Эдгар Доктороу - Клоака
Глава девятнадцатая
Мартин знал ответы на все наши вопросы, но был не в состоянии их дать. Он не мог говорить и не проявлял никаких признаков разумного поведения. Он был нем и абсолютно безразличен к происходящему. Сара Пембертон отвезла его в Пресвитерианский госпиталь на Семьдесят первой улице и поручила заботам доктора Мотта — того самого врача, который в свое время поставил Огастасу диагноз смертельного неизлечимого заболевания. Мы каждый день ездили в госпиталь справиться о состоянии больного. Мартин, по мнению врачей, страдал общим истощением и сопутствующими нарушениями жизнедеятельности. Организм его был до крайней степени обезвожен. Женщины, которые вначале обрадовались известию, что Мартин жив, теперь были в ужасе от того состояния, в котором он пребывал, — молодой Пембертон лежал в постели, мало чем отличаясь от трупа. Он лежал на спине, уставившись в потолок невидящим взором.
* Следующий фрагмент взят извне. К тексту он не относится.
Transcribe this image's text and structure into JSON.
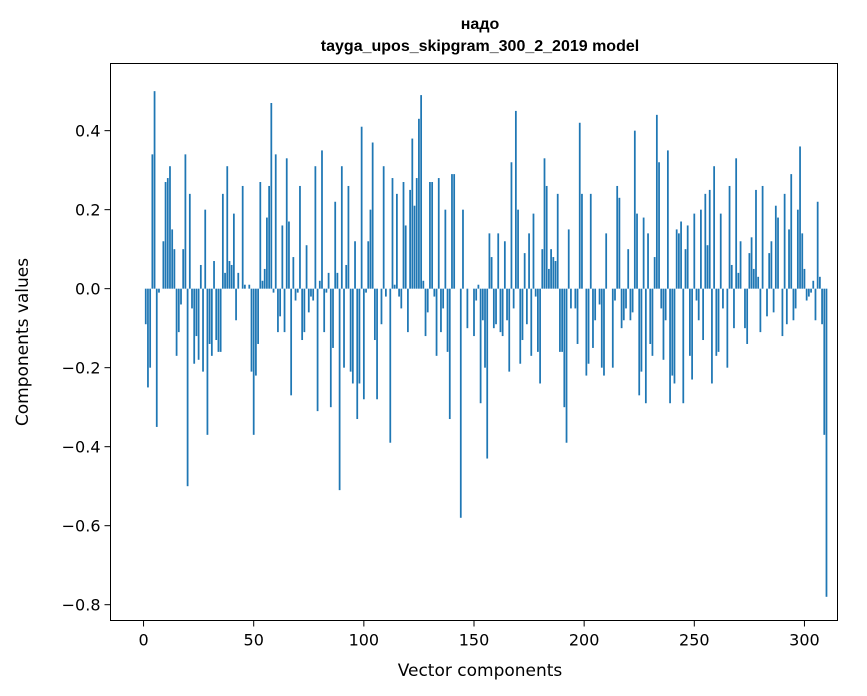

Лицо его покрывала смертельная бледность, на щеках виднелись пятна неестественно красного румянца… черты лица заострились, отросшие волосы и борода были спутанными и всклокоченными. Было видно, что под одеялом лежит маленькое высохшее тело. Но самое страшное — это отсутствие в глазах даже проблеска мысли, отсутствие того, что составляло суть личности Мартина Пембертона, того, что выделяло его среди остальных людей и ставило на голову выше их. Это был не мой Мартин.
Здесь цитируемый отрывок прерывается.